PARIS : Découvrir la palette de nuances et d'effets de la photographie en noir et blanc: une visite virtuelle, dans le Grand Palais fermé à cause des restrictions sanitaires, explore une discipline artistique à part entière, tendant vers l'abstraction.
Reportée à deux reprises, l'exposition "Noir et Blanc: une esthétique de la photographie" présente une vaste sélection des collections photographiques de la Bibliothèque nationale de France (BnF).
Elle a dû être définitivement annulée, un nouveau report étant rendu impossible par la fermeture, le 12 mars, du Grand Palais pour travaux jusqu'en 2024.
Mais l'exposition reste en virtuel jusqu'au 18 juin. Sur le site grandpalais.fr, il suffit d'acheter un lien pour un créneau: le visiteur a ensuite le choix entre un parcours avec audioguide, à son rythme, profitant des contenus numériques explicatifs qui jalonnent les salles, ou une visite guidée d'une heure commentée par un conférencier, à qui il pourra poser des questions à la fin.
Plus de 300 tirages de 200 photographes ont été exposés, de 1852 à 2020. Il ne s'agit "pas d'une exposition nostalgique, d'une exposition sur le sépia qui existait avant la photo en couleur", souligne en préambule la commissaire Sylvie Aubenas.
Le noir et blanc "crée, dit-elle, une distance, offre un décalage radical. Il répond à une esthétique choisie, cultivée, exacerbée, qui permet d'explorer la nuit, le mystère, la mort, le glamour, les rêves, la poésie lyrique des paysages, dramatisant les portraits et exaltant les formes et les lumières".
De Man Ray à Brassaï, en passant par Helmut Newton et Robert Frank, cette exposition va des oeuvres expérimentales des débuts à des photos, proches de toiles abstraites contemporaines, d'Ellen Carey ou Marina Gadonneix.
En zoomant sur six tirages d'un portrait qu'Émile Zola a pris de ses enfants Denise et Jacques, le visiteur virtuel observe les fines variations (bleu, différents gris, sépia) à partir d'un même négatif.
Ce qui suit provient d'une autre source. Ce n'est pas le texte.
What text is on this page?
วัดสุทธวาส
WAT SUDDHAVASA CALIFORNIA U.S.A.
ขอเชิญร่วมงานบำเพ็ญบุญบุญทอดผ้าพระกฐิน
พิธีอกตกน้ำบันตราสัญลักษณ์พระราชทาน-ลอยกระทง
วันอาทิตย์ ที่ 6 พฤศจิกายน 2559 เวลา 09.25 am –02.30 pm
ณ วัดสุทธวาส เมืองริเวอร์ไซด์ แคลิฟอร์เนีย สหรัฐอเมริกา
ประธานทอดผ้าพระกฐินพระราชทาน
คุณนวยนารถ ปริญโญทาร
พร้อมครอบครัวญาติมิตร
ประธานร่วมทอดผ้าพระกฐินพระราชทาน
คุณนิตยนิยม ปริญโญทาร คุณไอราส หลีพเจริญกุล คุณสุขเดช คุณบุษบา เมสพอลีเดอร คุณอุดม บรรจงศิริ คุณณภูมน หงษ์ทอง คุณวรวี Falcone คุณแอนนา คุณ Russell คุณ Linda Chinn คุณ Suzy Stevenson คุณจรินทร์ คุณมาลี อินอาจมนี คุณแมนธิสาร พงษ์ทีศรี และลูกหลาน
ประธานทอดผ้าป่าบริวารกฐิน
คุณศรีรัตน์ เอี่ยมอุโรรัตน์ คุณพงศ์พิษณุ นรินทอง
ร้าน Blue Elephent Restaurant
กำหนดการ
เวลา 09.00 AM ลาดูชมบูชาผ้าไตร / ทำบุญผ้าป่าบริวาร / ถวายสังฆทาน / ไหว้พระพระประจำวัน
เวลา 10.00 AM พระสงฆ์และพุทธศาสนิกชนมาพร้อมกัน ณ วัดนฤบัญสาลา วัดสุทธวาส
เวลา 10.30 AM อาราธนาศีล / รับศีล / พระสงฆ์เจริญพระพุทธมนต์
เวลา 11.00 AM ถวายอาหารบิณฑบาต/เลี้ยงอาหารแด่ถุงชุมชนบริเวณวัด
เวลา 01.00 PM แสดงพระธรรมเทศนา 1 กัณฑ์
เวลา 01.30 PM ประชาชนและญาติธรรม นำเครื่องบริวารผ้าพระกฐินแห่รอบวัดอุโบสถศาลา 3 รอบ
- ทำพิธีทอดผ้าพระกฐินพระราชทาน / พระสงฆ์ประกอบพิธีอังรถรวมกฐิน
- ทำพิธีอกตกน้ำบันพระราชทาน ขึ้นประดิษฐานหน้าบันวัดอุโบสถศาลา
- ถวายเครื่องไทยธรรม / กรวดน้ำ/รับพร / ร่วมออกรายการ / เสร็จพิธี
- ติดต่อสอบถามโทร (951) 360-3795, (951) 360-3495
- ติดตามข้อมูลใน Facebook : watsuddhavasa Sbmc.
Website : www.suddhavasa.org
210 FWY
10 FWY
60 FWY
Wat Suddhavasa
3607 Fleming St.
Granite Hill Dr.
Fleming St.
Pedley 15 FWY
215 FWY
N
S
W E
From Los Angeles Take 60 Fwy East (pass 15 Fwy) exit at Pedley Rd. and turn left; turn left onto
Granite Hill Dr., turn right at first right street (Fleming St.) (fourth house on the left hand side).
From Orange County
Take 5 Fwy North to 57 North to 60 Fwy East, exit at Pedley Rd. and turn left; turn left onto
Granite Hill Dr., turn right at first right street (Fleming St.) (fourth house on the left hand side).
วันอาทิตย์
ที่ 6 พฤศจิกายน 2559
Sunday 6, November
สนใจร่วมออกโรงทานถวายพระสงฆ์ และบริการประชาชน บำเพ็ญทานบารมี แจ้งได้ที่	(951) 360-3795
Avec un autre zoom, deux arbres incandescents surgissent d'une nuit opaque: ce négatif magique de 1852 du Britannique Benjamin Brecknell Turner inverse en fait les valeurs des noirs et des blancs, selon le procédé de son compatriote Fox Talbot.
Une partie particulièrement fascinante de l'exposition montre un nuancier de matières: "entre les blancs purs et les noirs saturés, s'égrène toute une gamme d'ombres vibrantes, tantôt veloutées, laquées ou mates, mordorées ou bleutées, de lumières moelleuses, opalescentes ou brillantes", décrit une autre commissaire, Dominique Versavel.